Concrete core tempering is a comfortable and environmentally friendly way of providing background temperature control in buildings.

CCT assists in providing comfortable temperatures through the use of natural heat buffers in structural components of modern buildings.

The principle of the concrete core tempering (CCT) is based on the use of natural heat buffers of building components. CCT supports the high thermal mass of concrete sections by heating them or cooling them using water flowing through pipes embedded in the building structure. CCT has become a hot topic in air conditioning due to its underlying economic merits.

The advantages of CCT, as a background complementary heating and cooling system, are:
  • low investment and operating costs
  • "gentle cooling" without need for flues
  • reduced air exchange in combination with ventilation systems
  • no Sick Building Syndrome issues
  • low and affordable flow temperature level
  • provides a good match with Interseasonal Heat Transfer

Thermal Mass

Concrete Core Tempering takes advantage of the thermal mass of a building to stabalise temperatures within it.
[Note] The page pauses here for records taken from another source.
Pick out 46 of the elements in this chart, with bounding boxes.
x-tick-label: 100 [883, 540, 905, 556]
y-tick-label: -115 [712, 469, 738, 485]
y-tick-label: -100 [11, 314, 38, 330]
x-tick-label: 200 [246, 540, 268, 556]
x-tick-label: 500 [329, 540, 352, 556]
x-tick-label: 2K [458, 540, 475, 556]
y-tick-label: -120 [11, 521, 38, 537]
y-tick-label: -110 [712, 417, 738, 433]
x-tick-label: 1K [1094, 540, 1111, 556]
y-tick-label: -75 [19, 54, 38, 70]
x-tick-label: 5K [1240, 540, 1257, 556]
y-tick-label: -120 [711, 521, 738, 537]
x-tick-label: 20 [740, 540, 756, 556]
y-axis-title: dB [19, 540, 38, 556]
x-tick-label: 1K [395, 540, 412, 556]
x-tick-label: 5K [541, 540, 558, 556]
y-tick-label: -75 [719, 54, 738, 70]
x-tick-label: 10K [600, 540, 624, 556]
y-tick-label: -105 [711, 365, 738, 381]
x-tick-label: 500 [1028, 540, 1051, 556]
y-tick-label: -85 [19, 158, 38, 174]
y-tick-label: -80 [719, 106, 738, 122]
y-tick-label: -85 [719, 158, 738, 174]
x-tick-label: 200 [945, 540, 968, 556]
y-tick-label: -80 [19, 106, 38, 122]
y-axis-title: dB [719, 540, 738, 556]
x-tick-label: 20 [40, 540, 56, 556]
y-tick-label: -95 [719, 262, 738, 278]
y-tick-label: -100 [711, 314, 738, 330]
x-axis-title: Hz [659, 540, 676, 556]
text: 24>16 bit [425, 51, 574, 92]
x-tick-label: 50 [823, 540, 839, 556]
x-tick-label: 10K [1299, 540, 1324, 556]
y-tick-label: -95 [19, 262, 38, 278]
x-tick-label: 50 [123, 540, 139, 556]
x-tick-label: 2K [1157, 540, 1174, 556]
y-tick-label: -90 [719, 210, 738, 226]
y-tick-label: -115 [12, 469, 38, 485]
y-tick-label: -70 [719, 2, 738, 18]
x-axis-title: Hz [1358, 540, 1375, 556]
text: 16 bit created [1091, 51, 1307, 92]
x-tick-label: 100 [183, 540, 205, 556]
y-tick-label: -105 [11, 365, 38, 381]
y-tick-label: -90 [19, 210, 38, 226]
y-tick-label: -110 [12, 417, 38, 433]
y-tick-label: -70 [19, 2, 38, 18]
The thermal inertia of the building can be used to purge a building of heat on summer nights to reduce the need for cooling during the following day.

By activating the thermal mass of the building it is possible not only to arrange a direct heating-cooling effect, but also to reduce the peak load and transfer some of the load to the time when the building is not occupied.

Because these systems operate at water temperatures close to room temperature, they increase the efficiency of heat pumps, ground heat exchangers and other systems using renewable energy sources like Interseasonal Heat Tranfer.

By separating part of the temperature control from the ventilation system it is possible to arrange a more effective air handling system that can focus on changing air for air quality reasons, rather than compromising between air temperature and air quality.

The principles are similar to those used by TermoDeck where the concrete structure of the building is used to circulate warm air in winter – or cool air in summer – into the building through air passages within concrete ceilings.